Direct thrombin inhibition with dabigatran attenuates pressure overload-induced cardiac fibrosis and dysfunction in mice.

INTRODUCTION: The multifunctional serine protease thrombin exerts proinflammatory and profibrotic cellular effects that may contribute to cardiac remodeling. This study was designed to investigate whether direct thrombin inhibition with dabigatran attenuates myocardial injury in the setting of pressure overload-induced heart failure.

MATERIAL AND METHODS: Transverse aortic constriction (TAC) surgery was performed on C57Bl/6J male mice to elicit cardiac hypertrophy. TAC, or sham, mice were randomly assigned to receive chow supplemented with the oral anticoagulant, dabigatran etexilate, or placebo.

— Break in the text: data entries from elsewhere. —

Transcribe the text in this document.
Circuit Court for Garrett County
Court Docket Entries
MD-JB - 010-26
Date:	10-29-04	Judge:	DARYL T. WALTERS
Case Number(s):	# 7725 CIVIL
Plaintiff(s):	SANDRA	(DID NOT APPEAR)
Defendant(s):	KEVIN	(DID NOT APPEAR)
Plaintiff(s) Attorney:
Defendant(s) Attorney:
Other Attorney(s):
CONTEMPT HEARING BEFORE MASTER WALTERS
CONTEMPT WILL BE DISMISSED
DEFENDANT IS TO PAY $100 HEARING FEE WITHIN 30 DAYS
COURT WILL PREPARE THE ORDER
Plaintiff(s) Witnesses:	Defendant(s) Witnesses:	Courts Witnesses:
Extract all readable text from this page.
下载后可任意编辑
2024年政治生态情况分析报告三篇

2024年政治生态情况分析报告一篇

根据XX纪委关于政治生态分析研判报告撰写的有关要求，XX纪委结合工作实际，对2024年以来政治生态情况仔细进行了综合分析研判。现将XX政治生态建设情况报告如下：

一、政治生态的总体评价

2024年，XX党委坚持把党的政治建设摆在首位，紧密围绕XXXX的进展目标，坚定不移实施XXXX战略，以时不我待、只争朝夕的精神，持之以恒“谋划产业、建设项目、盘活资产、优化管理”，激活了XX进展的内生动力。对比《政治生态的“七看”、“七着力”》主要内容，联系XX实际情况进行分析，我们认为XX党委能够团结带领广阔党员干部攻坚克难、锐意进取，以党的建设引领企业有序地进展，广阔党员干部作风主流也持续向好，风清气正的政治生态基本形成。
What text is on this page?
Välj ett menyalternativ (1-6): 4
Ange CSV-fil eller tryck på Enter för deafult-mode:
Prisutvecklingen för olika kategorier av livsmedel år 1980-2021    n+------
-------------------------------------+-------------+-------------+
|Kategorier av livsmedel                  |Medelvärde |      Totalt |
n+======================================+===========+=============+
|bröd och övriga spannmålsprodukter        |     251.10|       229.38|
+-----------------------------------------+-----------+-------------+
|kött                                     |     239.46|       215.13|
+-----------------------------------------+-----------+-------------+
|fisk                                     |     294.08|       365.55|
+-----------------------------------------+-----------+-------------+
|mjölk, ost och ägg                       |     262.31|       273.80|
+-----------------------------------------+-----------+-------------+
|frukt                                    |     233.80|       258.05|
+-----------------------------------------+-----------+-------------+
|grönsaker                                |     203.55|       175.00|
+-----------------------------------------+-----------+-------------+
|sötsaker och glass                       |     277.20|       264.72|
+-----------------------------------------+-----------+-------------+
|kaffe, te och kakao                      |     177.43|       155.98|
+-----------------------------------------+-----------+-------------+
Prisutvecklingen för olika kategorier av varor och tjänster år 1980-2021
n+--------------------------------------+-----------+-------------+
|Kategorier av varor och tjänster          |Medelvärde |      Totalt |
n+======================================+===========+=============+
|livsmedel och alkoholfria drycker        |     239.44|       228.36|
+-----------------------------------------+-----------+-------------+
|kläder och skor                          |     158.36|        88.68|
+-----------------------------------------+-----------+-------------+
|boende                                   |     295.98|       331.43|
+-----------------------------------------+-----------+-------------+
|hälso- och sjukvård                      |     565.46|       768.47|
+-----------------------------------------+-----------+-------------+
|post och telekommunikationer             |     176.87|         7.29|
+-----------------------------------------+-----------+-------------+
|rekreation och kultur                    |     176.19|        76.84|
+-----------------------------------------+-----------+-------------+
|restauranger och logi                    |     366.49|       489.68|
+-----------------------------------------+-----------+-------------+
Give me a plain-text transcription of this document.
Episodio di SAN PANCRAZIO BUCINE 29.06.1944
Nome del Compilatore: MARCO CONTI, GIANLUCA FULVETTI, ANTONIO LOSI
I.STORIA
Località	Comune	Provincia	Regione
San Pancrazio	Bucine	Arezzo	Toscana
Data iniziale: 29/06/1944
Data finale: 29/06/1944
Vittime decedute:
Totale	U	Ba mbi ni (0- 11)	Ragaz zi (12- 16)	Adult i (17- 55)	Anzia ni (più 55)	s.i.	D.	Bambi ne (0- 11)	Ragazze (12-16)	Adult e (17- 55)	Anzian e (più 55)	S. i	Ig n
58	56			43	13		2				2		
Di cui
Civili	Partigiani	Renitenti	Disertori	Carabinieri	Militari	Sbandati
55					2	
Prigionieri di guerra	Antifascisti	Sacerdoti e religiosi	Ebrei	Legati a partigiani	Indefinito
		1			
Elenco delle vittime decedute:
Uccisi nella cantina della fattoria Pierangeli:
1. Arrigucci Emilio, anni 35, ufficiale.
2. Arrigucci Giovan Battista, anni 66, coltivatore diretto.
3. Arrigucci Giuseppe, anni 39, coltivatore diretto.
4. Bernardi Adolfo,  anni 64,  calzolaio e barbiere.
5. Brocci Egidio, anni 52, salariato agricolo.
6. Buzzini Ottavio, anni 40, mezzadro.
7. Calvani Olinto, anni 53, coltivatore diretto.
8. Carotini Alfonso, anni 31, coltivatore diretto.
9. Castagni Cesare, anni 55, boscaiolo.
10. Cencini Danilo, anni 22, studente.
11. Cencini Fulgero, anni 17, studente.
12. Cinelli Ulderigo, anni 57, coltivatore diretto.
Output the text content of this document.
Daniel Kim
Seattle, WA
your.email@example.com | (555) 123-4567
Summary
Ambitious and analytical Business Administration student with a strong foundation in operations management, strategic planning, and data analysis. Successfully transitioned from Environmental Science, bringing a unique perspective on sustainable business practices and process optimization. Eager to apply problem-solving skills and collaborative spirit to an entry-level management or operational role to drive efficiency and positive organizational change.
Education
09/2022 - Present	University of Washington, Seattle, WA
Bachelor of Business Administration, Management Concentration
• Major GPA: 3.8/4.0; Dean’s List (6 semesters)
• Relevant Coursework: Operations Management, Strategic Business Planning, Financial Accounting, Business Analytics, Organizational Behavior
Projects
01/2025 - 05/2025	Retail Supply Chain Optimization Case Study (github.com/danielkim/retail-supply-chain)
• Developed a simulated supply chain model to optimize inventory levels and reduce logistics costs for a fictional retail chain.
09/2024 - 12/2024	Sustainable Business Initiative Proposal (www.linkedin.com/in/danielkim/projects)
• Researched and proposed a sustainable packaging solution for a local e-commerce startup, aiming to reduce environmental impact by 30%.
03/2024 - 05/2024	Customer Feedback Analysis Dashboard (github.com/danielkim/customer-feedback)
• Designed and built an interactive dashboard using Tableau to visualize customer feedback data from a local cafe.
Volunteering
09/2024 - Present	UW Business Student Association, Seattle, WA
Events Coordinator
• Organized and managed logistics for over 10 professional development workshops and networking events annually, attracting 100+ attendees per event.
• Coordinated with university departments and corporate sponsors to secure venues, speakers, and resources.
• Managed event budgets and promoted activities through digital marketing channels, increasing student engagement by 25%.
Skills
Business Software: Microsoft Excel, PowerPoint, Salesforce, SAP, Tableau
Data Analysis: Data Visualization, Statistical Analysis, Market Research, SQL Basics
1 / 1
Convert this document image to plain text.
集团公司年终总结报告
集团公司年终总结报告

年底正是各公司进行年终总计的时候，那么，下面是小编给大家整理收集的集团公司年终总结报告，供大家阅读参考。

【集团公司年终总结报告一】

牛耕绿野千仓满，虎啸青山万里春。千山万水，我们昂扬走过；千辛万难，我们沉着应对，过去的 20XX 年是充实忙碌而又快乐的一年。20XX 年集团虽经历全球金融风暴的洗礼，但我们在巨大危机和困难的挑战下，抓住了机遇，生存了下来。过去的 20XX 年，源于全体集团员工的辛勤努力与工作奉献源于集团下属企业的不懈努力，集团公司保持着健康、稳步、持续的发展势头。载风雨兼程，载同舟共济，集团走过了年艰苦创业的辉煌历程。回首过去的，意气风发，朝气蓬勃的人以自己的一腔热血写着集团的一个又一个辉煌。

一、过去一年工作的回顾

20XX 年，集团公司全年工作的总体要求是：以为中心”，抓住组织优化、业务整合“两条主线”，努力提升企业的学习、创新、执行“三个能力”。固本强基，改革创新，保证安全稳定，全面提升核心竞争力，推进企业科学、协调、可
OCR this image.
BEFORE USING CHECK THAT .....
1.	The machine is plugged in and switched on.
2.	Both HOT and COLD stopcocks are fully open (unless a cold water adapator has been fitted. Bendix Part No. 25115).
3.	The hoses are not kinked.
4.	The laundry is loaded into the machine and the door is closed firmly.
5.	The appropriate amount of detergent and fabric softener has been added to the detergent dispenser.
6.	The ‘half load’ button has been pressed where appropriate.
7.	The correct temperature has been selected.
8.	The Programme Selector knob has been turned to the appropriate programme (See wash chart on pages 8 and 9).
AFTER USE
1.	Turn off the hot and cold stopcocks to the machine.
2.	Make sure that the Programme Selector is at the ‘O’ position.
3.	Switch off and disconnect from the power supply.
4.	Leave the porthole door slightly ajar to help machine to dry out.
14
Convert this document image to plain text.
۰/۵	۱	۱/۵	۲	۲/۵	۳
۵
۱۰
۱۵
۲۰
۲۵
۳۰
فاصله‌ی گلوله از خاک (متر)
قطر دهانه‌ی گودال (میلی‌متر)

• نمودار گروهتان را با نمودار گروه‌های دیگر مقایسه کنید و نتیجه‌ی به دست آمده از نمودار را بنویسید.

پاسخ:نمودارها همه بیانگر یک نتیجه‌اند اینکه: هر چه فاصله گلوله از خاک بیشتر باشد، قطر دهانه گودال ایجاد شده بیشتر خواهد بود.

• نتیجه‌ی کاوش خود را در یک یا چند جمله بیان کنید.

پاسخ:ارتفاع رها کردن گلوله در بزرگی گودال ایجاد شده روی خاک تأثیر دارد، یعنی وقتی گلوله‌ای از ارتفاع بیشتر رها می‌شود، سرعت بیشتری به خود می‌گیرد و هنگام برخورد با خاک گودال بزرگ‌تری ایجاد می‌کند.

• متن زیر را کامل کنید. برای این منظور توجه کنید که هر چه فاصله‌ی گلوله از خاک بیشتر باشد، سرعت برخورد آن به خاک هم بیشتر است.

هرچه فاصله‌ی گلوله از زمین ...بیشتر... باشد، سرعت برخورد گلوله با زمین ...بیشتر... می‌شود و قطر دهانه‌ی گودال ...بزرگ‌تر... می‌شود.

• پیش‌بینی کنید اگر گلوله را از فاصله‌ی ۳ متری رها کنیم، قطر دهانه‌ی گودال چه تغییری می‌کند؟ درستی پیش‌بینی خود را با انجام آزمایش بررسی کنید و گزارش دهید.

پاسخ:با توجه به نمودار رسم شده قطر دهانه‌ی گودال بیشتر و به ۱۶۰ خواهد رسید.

RESULTS: Dabigatran did not affect cardiac hypertrophy, as measured by heart weight-to-body weight or the heart weight-to-tibia length, although a non-significant reduction in myocardial hypertrophic markers (ANP, BNP and MHC) occurred. Dabigatran reduced perivascular fibrosis by 25%, interstitial fibrosis by 54%, and the expression of myocardial fibrosis markers collagen I & III, MMP9, SMA, and PAR-1. These changes were associated with significant improvement in both coronary flow reserve and global left ventricular function. In cultured cardiac fibroblasts, dabigatran decreased thrombin and PAR-1-mediated collagen deposition by 30% and 37%, respectively.

CONCLUSIONS: Dabigatran attenuates cardiac fibrosis in the setting of pressure overload and improves coronary flow reserve and global cardiac function possibly by inhibiting thrombin activity and down-regulating PAR-1 expression in the absence of an effect on cardiomyocyte hypertrophy.